(January 29, 2016 at 1:46 am)Sheed1980 Wrote:(January 28, 2016 at 9:23 pm)Jörmungandr Wrote: These type of coincidences demonstrate nothing. They result from people with two much time on their hands looking for significance where there is none. Now if Muhammed had written about such numbers occurring in his text, I might not so casually dismiss it, but then it would be intentional. There's nothing here that couldn't have happened by accident. As far as proof of faith, none of these numerological miracles is convincing. It's like the Davinci code; you can find parallels in any text of sufficient length.The first thing u have to understand is Prophet Muhammad pbuh didn't write this or anything else in the Qur'an because he was illiterate, he couldn't read or write, and everybody who knew him knew this. That was one reason why God sent it through him. To show that no human could come up with such a scripture. But how about God says in the Qur'an The universe is expanding. How could anyone in the 7th century, when telescopes and satellites weren't even drawn up, have knowledge of this unless He created the universe. Today astronomists see our universe is still expanding to this day. Imagine drawing dots on a balloon then inflating it with air. The dots will move further away from one another which is exactly what stars and planets in our universe is doing as well. What human had knowledge of this, back in a time when they thought the Earth was flat and the mountains held up the skies? Or another example is the words for land and sea are mentioned 13 times and 32 times throughout the Qur'an. Add them to get 45. Then 13/45=28.8888889% and 32/45=71.1111111% these are the exact scientific percentages of land and water that cover our planet to this day. No human knew this. So this book had to have come from someone who did have that knowledge, who is none other than Allah, our creator I have more for u if u like
NO, you are simply looking for excuses in that book to cling to it. Holy books are not predictive. They are myths that were written for the times of the people they were written in. It is the same mental error that allows someone to fall for horoscopes, the same mental error that allows someone to believe that the magician sawed the woman in half. The same mental error that allows gullible humans to believe psychics are real.

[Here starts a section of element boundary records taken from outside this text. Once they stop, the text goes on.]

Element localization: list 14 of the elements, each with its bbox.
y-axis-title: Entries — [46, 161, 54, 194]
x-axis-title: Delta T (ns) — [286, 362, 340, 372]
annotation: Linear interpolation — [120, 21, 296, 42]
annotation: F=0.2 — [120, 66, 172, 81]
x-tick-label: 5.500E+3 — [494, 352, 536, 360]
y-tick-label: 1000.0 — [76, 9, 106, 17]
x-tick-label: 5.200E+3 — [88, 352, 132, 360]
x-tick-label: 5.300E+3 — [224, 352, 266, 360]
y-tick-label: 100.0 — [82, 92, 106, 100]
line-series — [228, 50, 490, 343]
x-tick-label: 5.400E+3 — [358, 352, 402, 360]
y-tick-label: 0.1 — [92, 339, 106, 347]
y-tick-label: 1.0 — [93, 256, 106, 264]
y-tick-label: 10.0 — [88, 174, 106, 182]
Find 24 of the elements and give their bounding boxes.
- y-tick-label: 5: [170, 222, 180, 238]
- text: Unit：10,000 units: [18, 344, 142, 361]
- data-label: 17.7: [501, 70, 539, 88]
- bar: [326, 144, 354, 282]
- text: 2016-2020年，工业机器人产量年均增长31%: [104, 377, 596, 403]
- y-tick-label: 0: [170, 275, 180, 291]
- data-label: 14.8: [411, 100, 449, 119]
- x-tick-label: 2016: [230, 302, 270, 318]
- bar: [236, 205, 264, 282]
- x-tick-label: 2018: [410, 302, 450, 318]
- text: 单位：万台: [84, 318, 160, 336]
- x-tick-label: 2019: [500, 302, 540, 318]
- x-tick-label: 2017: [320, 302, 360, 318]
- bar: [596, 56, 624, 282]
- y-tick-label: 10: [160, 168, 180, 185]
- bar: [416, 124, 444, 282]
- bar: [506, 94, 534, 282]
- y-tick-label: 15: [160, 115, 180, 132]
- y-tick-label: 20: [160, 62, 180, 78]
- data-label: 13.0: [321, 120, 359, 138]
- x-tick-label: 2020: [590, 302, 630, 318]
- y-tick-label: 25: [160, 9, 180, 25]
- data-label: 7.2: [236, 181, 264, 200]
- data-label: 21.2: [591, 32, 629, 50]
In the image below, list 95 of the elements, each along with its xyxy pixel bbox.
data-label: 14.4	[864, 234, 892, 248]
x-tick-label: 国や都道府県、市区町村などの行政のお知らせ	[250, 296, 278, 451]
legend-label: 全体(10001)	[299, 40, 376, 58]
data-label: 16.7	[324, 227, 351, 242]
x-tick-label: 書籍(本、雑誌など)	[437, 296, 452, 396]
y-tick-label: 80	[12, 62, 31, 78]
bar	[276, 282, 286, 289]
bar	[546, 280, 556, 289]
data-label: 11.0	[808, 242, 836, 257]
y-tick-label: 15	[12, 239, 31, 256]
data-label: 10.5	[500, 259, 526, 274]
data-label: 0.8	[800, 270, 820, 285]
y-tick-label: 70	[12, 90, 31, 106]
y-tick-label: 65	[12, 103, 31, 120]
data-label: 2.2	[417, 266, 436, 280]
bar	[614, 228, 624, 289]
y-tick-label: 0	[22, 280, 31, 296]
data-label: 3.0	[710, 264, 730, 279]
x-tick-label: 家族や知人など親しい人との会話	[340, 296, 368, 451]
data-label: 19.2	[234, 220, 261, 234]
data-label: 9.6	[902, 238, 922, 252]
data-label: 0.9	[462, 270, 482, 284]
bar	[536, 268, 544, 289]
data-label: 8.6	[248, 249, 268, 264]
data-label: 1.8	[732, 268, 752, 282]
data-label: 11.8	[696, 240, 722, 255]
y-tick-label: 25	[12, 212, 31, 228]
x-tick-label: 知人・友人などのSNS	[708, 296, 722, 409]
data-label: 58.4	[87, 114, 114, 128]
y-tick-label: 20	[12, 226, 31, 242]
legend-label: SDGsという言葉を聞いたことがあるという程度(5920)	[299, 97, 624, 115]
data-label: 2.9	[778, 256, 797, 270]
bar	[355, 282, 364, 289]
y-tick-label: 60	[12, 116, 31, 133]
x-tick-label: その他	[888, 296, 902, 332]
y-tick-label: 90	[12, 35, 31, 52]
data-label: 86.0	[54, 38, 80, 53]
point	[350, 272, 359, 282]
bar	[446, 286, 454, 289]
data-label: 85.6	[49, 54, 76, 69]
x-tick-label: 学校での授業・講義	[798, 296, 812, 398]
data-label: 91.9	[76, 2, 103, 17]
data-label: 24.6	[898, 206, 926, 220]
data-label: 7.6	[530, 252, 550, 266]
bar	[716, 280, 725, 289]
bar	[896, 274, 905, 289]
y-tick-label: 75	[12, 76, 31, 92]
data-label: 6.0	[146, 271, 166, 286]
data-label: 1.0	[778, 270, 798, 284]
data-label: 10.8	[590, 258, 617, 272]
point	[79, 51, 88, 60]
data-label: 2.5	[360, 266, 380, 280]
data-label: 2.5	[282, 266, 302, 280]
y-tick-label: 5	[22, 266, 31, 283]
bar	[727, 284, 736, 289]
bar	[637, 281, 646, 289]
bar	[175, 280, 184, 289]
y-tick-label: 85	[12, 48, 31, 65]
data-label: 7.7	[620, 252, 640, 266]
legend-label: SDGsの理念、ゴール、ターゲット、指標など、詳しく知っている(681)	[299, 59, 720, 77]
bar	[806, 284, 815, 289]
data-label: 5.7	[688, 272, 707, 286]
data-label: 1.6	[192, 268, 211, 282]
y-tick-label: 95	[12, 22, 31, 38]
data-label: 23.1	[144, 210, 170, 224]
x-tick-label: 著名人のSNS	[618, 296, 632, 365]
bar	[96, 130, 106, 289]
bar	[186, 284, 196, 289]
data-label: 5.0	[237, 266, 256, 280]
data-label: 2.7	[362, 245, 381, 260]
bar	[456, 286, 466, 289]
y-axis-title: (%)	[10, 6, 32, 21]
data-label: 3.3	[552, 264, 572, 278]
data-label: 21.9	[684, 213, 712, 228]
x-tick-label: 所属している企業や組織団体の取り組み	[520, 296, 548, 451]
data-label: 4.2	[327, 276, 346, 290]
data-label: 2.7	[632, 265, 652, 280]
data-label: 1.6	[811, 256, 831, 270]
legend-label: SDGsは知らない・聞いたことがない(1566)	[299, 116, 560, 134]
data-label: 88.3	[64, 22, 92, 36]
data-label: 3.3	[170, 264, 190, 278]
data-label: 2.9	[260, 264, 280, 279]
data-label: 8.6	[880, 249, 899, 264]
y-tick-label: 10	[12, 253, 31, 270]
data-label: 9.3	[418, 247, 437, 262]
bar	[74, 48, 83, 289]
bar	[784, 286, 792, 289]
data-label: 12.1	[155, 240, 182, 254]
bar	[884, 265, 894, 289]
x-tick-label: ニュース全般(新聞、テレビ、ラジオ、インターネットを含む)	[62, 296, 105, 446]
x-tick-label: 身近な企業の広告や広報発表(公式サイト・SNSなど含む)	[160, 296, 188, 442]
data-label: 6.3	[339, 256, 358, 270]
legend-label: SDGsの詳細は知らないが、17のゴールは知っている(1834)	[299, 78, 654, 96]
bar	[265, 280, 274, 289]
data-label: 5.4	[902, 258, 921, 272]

There is no such thing as a prophet just like there never were Oracle priests talking to the polytheistic gods of Greece and Rome. There is no such thing as a book with magic powers, and nobody has ever talked to a god. Fishing for excuses in a non scientific book after the fact based on ambiguous quotes does not count. Again, every religion does this.
You merely like what you believe, that's all. We can tell you it is all in your head and if you are brave enough to question the claims of others, then you can and should be intellectually brave enough to aim that criticism at your self and your own claims.
By the way, what is with your superstition always saying pbuh? I know what it means , but I find that as superfluous as when Jews insist you never type god's name "Yahweh"? Every time you type "pbuh" I get the image of someone winning a giant stuffed teddy bear at a carnival. It sounds like you are talking about Winnie The Poo, "pbuh=Poo Bear".